Looking at the position structure, the +100% return on ETH longs is the main driver of this week’s profit. This indicates he entered a position at a low point (entry average at $3,091) and profited from subsequent upward movement. This “buy low, take profit high” approach works well in a rising market, but if the market reverses, the same logic can lead to huge losses.

Market Signals and Risk Warnings

From a market perspective, on-chain whale movements are often seen as market sentiment indicators. Brother Maji’s continued accumulation of ETH and HYPE at this time suggests he is optimistic about the future trend of these assets. However, it is also important to note: some opinions in related reports suggest that “80% of the time after his position changes are announced, the market moves in the opposite direction,” warning us not to blindly follow.

More importantly, the existence of such high-leverage positions inherently entails higher market volatility risk.
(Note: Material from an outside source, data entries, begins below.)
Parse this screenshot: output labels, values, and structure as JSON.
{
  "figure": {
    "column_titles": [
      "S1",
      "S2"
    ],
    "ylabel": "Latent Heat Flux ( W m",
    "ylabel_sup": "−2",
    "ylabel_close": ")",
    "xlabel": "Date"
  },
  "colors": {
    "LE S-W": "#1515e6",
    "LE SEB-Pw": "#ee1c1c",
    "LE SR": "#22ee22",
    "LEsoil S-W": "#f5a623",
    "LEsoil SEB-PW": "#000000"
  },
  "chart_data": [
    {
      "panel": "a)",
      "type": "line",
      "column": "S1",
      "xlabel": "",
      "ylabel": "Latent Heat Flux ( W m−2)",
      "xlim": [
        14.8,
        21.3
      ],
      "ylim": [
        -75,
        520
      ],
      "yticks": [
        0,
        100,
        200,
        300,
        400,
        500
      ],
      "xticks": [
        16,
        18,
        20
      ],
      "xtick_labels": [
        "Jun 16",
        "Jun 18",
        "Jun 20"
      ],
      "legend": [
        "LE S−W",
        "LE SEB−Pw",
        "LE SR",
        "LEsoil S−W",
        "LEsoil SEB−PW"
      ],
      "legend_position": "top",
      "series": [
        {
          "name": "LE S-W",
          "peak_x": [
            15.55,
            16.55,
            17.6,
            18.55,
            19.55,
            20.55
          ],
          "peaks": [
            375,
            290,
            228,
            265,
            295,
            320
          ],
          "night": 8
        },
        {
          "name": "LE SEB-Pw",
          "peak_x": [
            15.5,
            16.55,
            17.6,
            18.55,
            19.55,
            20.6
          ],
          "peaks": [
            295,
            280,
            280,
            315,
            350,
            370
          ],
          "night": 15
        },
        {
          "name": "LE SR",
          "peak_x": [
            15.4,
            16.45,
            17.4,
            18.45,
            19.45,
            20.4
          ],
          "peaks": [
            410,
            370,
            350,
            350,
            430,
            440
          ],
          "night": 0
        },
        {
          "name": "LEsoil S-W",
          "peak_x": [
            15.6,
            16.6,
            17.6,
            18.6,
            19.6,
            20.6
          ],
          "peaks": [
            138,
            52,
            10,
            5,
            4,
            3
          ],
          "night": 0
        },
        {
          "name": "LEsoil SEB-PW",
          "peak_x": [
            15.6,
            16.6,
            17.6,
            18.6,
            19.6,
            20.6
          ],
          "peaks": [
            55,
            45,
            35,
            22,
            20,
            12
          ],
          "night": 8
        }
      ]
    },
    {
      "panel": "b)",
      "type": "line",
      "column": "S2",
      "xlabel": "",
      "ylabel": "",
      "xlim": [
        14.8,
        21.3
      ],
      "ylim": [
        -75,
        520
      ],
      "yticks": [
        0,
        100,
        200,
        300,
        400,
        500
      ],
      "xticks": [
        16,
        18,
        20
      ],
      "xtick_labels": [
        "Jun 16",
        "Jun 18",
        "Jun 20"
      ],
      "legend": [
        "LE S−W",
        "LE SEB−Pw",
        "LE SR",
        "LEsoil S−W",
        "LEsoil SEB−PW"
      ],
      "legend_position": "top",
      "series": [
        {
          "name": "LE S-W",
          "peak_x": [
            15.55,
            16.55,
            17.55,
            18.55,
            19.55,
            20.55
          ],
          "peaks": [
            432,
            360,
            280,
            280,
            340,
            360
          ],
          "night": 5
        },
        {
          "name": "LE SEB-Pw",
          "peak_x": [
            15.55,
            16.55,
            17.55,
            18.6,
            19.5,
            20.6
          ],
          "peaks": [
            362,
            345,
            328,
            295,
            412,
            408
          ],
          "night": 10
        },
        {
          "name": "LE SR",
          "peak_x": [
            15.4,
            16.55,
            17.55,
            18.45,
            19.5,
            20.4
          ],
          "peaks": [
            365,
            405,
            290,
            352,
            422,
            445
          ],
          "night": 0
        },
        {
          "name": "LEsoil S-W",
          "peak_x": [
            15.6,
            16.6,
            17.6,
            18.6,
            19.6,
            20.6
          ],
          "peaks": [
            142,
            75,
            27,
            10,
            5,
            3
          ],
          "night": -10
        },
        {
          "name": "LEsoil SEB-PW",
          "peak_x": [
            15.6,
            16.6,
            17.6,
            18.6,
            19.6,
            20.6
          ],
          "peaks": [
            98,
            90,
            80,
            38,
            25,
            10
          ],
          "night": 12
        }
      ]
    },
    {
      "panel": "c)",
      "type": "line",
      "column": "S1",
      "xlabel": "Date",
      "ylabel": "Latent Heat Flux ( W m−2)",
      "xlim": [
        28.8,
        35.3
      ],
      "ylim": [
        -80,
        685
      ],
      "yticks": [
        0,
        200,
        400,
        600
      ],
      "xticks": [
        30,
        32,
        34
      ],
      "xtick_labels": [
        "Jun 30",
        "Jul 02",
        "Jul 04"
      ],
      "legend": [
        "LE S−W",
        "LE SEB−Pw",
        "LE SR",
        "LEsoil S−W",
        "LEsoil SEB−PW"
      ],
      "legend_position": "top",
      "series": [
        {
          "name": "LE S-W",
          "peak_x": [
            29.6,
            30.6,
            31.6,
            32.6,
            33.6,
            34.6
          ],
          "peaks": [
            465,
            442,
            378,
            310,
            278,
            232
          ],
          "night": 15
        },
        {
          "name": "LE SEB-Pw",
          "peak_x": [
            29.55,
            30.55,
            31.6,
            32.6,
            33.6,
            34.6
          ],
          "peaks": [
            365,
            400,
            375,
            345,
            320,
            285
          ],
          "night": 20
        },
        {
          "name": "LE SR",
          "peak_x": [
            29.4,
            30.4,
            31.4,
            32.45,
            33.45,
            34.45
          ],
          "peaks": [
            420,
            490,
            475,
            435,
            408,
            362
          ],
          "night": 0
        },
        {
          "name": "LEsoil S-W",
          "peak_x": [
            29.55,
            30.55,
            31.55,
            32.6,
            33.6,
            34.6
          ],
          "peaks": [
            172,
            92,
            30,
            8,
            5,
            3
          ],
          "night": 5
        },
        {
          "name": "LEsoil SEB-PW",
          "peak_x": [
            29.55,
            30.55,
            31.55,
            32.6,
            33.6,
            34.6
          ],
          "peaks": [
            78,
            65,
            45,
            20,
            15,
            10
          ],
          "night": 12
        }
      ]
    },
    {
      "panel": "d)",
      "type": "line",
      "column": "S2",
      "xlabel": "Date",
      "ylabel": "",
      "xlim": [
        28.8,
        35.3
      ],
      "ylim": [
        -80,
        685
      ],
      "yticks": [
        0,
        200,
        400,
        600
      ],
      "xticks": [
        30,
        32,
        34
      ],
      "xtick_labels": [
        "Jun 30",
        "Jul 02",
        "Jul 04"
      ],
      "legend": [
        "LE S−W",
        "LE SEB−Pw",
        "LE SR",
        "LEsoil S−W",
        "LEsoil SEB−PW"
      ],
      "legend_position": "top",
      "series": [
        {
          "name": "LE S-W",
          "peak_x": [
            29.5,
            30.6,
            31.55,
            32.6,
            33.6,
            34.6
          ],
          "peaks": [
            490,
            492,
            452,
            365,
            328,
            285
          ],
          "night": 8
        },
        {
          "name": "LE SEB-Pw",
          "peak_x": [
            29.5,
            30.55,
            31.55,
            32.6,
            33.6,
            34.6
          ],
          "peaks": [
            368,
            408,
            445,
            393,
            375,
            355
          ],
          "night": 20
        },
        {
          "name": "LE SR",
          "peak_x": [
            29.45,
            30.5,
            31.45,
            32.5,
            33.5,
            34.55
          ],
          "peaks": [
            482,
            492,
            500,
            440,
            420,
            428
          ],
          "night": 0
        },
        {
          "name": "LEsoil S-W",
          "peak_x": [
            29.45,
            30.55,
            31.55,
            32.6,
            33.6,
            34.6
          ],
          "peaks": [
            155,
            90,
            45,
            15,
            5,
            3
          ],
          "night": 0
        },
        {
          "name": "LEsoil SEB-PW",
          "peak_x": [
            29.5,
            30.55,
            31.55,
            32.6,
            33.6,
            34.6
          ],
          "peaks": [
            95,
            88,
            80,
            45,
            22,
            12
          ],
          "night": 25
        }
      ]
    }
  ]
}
If liquidation prices are triggered (ETH liquidation at $2,894, HYPE at $14.492), large-scale stop-loss sell orders could exacerbate market fluctuations.

Summary

Brother Maji’s $32 million position and $2.42 million weekly profit indeed demonstrate the profit potential of high-leverage trading in favorable market conditions. But the real value of this case lies in reminding us: the success of on-chain whales is often built on years of market experience, risk tolerance, and strict capital management. For ordinary traders, blindly copying such strategies carries risks far exceeding the potential gains. The key is to understand market logic rather than simply following positions blindly.